Fed official Hamak warned that the US CPI for November may be underestimated due to data distortions related to the government shutdown, making the 12-month inflation figure closer to the actual 2.9%–3.0% range than 2.7%.
This assessment raises doubts about the extent of inflation's "cooling" and reinforces the cautious argument for interest rate cuts, as Hamak suggests that neutral interest rates may be higher than the market believes.
- The CPI for November increased by 2.7% year-on-year, but this figure may be lower than the actual reading.
- Adjusting for measurement difficulties brings the CPI closer to 2.9%–3.0%.
- Hamak doubted the interest rate cut because the neutral interest rate could be higher.
CPI in November: 2.7% YoY may not accurately reflect the situation.
Hamak said the positive inflation data in November may have stemmed from data collection distortions caused by the government shutdown in October and the first half of November, which lowered estimates of 12-month price increases.

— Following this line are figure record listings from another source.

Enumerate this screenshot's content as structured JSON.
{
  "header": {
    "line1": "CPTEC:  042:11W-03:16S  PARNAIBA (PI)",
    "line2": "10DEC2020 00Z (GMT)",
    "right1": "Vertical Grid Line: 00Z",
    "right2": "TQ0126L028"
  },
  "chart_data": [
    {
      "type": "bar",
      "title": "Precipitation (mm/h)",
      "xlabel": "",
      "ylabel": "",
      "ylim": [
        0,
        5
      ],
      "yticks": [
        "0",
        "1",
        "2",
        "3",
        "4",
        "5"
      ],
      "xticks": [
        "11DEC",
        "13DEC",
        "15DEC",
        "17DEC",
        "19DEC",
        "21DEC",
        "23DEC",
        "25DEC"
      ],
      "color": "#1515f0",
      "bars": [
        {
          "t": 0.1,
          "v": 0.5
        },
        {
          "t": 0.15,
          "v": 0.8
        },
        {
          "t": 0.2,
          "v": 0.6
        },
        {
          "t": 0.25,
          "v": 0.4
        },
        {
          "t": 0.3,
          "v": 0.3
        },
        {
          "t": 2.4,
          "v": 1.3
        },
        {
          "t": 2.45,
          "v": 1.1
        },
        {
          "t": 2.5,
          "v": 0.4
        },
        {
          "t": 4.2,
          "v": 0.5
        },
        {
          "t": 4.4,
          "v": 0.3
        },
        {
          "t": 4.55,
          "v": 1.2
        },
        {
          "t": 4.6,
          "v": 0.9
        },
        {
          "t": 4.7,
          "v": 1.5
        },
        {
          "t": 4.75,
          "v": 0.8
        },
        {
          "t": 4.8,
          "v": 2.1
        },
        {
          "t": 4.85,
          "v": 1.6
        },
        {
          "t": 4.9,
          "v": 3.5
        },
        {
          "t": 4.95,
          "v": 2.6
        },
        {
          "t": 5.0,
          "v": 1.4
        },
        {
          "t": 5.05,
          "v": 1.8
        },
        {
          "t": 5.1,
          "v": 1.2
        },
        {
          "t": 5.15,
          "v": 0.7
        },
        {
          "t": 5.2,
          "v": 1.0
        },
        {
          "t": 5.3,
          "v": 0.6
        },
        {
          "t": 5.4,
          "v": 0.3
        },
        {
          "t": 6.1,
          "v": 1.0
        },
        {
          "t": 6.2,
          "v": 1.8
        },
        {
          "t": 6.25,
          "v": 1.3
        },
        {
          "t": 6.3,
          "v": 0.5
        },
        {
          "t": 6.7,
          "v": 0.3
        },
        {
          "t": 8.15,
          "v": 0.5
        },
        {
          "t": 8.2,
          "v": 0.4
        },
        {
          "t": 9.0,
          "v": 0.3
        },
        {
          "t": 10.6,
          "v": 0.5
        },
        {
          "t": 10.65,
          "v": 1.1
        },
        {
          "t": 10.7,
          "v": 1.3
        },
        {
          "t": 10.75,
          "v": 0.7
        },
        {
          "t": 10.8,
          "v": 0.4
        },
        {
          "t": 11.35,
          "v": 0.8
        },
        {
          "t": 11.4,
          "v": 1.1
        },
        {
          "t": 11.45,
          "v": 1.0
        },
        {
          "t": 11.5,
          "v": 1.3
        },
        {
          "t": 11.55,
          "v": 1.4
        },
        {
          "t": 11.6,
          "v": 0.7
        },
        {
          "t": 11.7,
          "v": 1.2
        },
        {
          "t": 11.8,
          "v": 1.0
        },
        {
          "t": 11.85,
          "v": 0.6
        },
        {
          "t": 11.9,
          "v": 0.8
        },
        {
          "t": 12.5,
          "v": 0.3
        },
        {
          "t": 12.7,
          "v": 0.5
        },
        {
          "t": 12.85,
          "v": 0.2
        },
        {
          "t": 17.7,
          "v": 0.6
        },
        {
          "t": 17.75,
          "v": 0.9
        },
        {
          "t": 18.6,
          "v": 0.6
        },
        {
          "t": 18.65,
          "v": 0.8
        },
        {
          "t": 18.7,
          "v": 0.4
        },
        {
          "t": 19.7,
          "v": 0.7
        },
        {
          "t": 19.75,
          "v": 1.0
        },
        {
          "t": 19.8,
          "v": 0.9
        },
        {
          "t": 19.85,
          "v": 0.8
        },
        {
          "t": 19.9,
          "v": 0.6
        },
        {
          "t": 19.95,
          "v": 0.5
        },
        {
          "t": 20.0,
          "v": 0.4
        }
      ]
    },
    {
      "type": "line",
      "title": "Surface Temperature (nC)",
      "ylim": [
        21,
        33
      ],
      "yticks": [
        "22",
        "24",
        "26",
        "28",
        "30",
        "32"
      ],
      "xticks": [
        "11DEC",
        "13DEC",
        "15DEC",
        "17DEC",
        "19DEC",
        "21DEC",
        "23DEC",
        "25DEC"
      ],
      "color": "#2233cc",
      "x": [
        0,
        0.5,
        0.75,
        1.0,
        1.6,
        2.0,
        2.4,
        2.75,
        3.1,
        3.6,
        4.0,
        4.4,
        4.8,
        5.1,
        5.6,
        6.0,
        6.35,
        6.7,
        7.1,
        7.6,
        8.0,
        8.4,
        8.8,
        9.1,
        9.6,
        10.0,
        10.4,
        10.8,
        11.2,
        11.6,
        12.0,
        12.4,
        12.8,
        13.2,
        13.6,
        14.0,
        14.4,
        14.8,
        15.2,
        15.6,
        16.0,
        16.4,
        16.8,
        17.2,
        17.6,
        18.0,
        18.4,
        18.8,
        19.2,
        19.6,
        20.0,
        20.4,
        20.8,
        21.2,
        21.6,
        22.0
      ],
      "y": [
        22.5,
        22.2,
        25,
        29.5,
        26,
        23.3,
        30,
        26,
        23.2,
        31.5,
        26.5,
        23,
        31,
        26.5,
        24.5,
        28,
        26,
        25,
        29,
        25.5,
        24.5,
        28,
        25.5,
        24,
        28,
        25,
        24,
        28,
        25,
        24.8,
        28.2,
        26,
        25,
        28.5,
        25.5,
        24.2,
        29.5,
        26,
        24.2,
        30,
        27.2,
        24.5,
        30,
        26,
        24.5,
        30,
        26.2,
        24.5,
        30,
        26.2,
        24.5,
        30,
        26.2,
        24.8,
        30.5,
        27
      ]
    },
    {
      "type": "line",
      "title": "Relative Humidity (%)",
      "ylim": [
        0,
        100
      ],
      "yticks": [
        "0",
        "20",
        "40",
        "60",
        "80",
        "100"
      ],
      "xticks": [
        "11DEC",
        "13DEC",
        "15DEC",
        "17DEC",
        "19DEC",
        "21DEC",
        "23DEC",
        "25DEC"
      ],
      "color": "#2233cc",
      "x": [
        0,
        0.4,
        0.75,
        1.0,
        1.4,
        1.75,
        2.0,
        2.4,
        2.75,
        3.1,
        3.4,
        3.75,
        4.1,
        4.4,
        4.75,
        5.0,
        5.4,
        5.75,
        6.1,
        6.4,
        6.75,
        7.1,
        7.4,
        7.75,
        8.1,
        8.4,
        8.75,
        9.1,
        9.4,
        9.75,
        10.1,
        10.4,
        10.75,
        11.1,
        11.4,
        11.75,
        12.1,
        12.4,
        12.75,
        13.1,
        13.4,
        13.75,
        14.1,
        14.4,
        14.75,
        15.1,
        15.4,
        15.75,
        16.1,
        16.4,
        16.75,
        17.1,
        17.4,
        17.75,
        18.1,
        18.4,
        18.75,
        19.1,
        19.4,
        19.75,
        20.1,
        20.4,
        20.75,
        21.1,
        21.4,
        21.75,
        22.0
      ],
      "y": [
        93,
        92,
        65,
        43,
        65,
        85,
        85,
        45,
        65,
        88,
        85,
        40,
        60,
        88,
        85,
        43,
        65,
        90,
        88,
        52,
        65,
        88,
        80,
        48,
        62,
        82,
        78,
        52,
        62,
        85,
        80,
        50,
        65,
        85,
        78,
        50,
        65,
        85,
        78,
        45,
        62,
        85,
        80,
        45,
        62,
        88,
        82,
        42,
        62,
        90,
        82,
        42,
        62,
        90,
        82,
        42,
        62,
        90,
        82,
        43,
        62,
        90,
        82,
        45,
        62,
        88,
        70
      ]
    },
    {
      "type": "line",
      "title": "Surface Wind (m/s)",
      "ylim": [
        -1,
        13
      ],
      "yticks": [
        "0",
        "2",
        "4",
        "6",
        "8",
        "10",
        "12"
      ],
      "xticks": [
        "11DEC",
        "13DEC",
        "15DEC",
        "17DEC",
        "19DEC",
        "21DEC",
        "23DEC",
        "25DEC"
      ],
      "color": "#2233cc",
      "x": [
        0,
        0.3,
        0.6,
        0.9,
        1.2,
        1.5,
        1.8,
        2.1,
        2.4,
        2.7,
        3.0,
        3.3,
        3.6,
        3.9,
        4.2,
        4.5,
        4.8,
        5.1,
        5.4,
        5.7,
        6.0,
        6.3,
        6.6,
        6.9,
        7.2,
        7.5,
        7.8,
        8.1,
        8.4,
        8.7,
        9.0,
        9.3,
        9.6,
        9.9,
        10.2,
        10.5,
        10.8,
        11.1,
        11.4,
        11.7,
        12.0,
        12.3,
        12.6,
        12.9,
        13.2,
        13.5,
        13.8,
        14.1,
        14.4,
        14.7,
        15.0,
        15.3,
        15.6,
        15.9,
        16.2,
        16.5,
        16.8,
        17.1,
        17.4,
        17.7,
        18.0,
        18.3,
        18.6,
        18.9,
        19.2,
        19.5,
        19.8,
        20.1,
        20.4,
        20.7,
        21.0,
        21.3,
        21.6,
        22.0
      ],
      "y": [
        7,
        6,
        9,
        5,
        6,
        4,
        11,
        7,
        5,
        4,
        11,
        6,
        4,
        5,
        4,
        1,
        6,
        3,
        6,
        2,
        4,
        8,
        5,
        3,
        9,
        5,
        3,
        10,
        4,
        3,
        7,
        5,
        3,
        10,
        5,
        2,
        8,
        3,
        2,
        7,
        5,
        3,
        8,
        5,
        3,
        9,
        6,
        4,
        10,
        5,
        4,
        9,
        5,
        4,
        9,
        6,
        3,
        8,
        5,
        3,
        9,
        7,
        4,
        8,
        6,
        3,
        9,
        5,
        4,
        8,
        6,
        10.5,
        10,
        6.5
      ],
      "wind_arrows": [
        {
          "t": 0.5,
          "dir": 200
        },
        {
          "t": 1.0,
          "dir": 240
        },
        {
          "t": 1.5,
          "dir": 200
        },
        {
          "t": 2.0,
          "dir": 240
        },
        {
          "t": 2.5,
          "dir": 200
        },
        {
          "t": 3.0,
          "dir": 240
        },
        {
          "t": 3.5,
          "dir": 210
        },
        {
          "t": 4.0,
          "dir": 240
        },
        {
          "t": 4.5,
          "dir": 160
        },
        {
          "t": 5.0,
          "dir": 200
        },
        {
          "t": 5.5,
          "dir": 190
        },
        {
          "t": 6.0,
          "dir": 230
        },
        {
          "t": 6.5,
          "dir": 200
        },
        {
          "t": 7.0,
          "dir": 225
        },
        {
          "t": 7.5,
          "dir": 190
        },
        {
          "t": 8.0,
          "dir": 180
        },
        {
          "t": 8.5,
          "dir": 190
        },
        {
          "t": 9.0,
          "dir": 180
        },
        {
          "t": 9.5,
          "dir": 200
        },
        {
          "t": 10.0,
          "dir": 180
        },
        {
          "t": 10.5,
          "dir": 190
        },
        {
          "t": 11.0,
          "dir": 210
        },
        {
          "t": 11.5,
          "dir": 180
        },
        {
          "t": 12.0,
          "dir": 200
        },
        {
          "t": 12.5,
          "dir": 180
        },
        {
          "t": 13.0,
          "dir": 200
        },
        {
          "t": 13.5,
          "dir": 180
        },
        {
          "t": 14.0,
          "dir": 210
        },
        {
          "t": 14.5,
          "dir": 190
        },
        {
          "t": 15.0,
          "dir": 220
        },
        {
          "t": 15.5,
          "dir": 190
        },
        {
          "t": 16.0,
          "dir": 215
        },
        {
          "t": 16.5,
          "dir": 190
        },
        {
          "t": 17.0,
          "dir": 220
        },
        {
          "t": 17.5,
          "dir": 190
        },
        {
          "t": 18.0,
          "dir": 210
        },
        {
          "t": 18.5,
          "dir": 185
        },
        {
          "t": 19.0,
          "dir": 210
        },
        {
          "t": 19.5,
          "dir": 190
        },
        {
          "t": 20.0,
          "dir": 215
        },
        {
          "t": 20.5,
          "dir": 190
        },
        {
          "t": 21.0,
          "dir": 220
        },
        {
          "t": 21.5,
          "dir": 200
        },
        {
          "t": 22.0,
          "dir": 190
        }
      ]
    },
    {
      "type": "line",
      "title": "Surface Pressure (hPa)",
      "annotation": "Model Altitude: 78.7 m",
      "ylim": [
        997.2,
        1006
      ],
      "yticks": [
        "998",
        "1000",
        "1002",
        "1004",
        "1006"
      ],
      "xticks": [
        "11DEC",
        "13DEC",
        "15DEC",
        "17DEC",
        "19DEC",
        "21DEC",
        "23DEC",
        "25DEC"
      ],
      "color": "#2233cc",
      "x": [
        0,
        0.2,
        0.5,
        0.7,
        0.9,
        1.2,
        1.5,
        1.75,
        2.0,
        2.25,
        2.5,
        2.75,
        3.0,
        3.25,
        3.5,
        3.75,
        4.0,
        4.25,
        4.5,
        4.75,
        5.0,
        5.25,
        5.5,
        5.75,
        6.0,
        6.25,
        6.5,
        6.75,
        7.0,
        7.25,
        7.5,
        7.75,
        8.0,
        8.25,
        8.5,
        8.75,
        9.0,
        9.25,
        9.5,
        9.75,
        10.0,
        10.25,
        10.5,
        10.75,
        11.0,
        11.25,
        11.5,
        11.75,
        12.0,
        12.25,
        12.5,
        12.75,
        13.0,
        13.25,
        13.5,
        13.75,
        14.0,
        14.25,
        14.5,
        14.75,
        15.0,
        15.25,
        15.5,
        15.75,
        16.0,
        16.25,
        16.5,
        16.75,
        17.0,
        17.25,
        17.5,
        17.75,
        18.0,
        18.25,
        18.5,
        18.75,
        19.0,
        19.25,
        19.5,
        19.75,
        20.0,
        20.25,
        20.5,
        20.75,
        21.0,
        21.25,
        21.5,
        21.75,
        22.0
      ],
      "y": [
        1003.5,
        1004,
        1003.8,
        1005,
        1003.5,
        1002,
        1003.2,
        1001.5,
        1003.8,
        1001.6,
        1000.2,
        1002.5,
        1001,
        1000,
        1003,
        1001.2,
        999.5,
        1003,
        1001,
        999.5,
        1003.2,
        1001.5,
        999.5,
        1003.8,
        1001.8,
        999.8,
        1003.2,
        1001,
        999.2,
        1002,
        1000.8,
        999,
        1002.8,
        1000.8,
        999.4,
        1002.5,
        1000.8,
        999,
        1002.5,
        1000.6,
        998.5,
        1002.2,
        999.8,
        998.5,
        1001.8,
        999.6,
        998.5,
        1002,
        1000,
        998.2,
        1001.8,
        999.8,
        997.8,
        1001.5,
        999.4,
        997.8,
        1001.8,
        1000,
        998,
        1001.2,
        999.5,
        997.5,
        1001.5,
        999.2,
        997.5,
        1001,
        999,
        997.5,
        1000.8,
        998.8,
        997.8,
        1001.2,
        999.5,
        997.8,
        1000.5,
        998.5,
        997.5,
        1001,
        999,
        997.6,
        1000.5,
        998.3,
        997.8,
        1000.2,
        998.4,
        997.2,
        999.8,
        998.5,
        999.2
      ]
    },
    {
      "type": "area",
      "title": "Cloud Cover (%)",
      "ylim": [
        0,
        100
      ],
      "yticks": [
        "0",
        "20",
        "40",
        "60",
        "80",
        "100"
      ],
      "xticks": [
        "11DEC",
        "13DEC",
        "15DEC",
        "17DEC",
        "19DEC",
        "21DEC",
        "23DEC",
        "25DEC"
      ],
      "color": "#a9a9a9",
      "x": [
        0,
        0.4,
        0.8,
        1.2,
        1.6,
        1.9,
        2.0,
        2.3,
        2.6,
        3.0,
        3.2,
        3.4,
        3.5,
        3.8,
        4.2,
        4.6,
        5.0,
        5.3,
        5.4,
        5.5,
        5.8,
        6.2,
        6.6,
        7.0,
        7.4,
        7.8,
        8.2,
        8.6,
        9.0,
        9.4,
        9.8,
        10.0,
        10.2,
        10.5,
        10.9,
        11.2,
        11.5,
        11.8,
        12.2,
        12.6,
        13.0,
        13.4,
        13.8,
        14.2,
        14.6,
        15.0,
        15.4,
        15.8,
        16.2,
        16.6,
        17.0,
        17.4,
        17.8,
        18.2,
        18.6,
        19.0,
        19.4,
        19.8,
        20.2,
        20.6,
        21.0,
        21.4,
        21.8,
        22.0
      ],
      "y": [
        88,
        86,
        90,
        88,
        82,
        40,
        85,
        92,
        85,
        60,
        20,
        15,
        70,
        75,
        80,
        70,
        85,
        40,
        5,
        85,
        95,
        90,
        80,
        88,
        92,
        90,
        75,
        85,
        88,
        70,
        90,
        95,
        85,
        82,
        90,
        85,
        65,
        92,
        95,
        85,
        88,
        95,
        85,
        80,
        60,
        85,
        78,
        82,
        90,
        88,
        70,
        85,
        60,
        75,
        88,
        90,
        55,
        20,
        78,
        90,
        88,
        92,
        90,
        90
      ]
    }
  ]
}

The U.S. Bureau of Labor Statistics (BLS) reported that the CPI in November rose 2.7% year-on-year. However, according to revised estimates reflecting the difficulty in measuring, this increase was brought closer to the 2.9% or 3.0% range—the thresholds typically expected by forecasters.

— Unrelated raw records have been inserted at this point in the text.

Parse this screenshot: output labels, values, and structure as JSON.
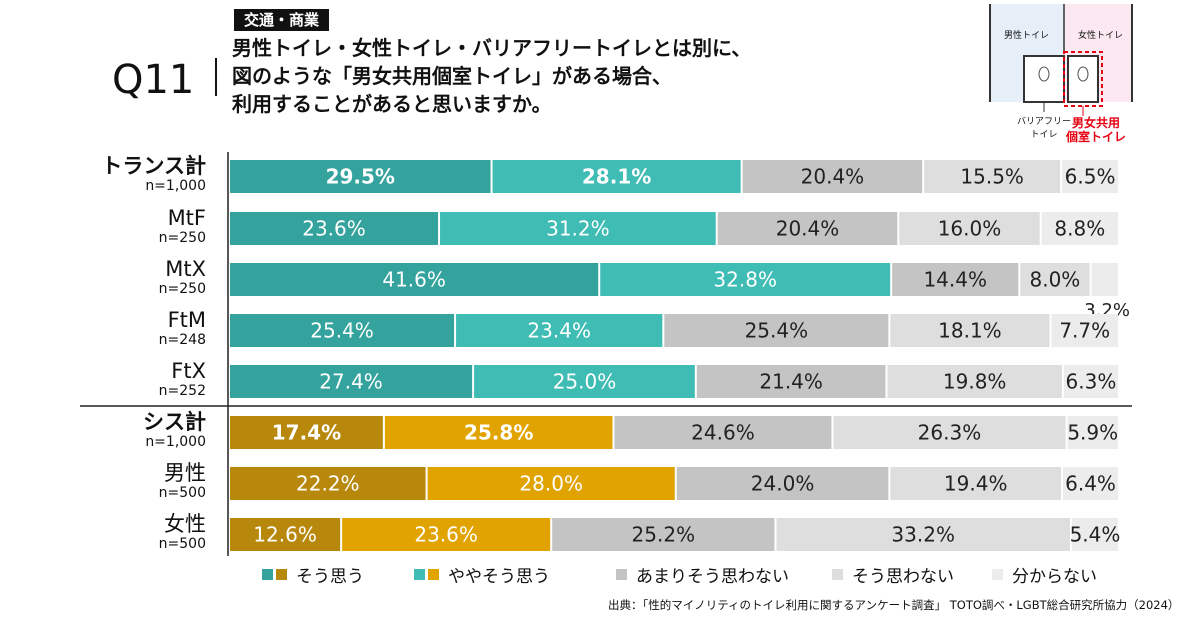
{
  "header": {
    "tag": "交通・商業",
    "qnum": "Q11",
    "question_lines": [
      "男性トイレ・女性トイレ・バリアフリートイレとは別に、",
      "図のような「男女共用個室トイレ」がある場合、",
      "利用することがあると思いますか。"
    ]
  },
  "illustration": {
    "male_label": "男性トイレ",
    "female_label": "女性トイレ",
    "barrier_free_label_lines": [
      "バリアフリー",
      "トイレ"
    ],
    "shared_label_lines": [
      "男女共用",
      "個室トイレ"
    ],
    "colors": {
      "male_bg": "#e6eef8",
      "female_bg": "#fbe8f0",
      "highlight": "#e60012"
    }
  },
  "chart_data": {
    "type": "bar",
    "orientation": "horizontal-stacked-100",
    "series_names": [
      "そう思う",
      "ややそう思う",
      "あまりそう思わない",
      "そう思わない",
      "分からない"
    ],
    "groups": [
      {
        "colors": [
          "#35a39d",
          "#3fbcb4",
          "#c4c4c4",
          "#dedede",
          "#ececec"
        ],
        "rows": [
          {
            "name": "トランス計",
            "n": "n=1,000",
            "bold": true,
            "values": [
              29.5,
              28.1,
              20.4,
              15.5,
              6.5
            ]
          },
          {
            "name": "MtF",
            "n": "n=250",
            "bold": false,
            "values": [
              23.6,
              31.2,
              20.4,
              16.0,
              8.8
            ]
          },
          {
            "name": "MtX",
            "n": "n=250",
            "bold": false,
            "values": [
              41.6,
              32.8,
              14.4,
              8.0,
              3.2
            ]
          },
          {
            "name": "FtM",
            "n": "n=248",
            "bold": false,
            "values": [
              25.4,
              23.4,
              25.4,
              18.1,
              7.7
            ]
          },
          {
            "name": "FtX",
            "n": "n=252",
            "bold": false,
            "values": [
              27.4,
              25.0,
              21.4,
              19.8,
              6.3
            ]
          }
        ]
      },
      {
        "colors": [
          "#b8880c",
          "#e0a300",
          "#c4c4c4",
          "#dedede",
          "#ececec"
        ],
        "rows": [
          {
            "name": "シス計",
            "n": "n=1,000",
            "bold": true,
            "values": [
              17.4,
              25.8,
              24.6,
              26.3,
              5.9
            ]
          },
          {
            "name": "男性",
            "n": "n=500",
            "bold": false,
            "values": [
              22.2,
              28.0,
              24.0,
              19.4,
              6.4
            ]
          },
          {
            "name": "女性",
            "n": "n=500",
            "bold": false,
            "values": [
              12.6,
              23.6,
              25.2,
              33.2,
              5.4
            ]
          }
        ]
      }
    ],
    "value_suffix": "%",
    "xlim": [
      0,
      100
    ]
  },
  "legend": [
    {
      "label": "そう思う",
      "colors": [
        "#35a39d",
        "#b8880c"
      ]
    },
    {
      "label": "ややそう思う",
      "colors": [
        "#3fbcb4",
        "#e0a300"
      ]
    },
    {
      "label": "あまりそう思わない",
      "colors": [
        "#c4c4c4"
      ]
    },
    {
      "label": "そう思わない",
      "colors": [
        "#dedede"
      ]
    },
    {
      "label": "分からない",
      "colors": [
        "#ececec"
      ]
    }
  ],
  "source": "出典：「性的マイノリティのトイレ利用に関するアンケート調査」 TOTO調べ・LGBT総合研究所協力（2024）"
}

The main implication is that the reliability of the inflation reduction signal may be uncertain, especially when technical factors (distortions) can cause the figures to be lower than reality. This often increases the sensitivity of macroeconomic markets, including risky assets such as cryptocurrencies, to inflation developments and interest rate expectations.
Higher neutral interest rates and continued growth momentum: barriers to interest rate cuts.
Hamak's core concern regarding interest rate cuts is the view that interest rates are more neutral than the widely believed level, while the economy is poised to sustain strong growth next year.
Hamak emphasized that the neutral interest rate cannot be directly observed, but can only be inferred from the state of the economy. If the actual neutral interest rate is higher, the threshold for monetary policy to become "loose" is also higher, making the justification for cutting interest rates less convincing in the context of robust growth.
In this context, market expectations regarding interest rate cuts could come under pressure if subsequent inflation data confirms that the CPI is not as low as initially reported. With cryptocurrencies, changes in risk pricing often closely track interest rate expectations and economic growth strength.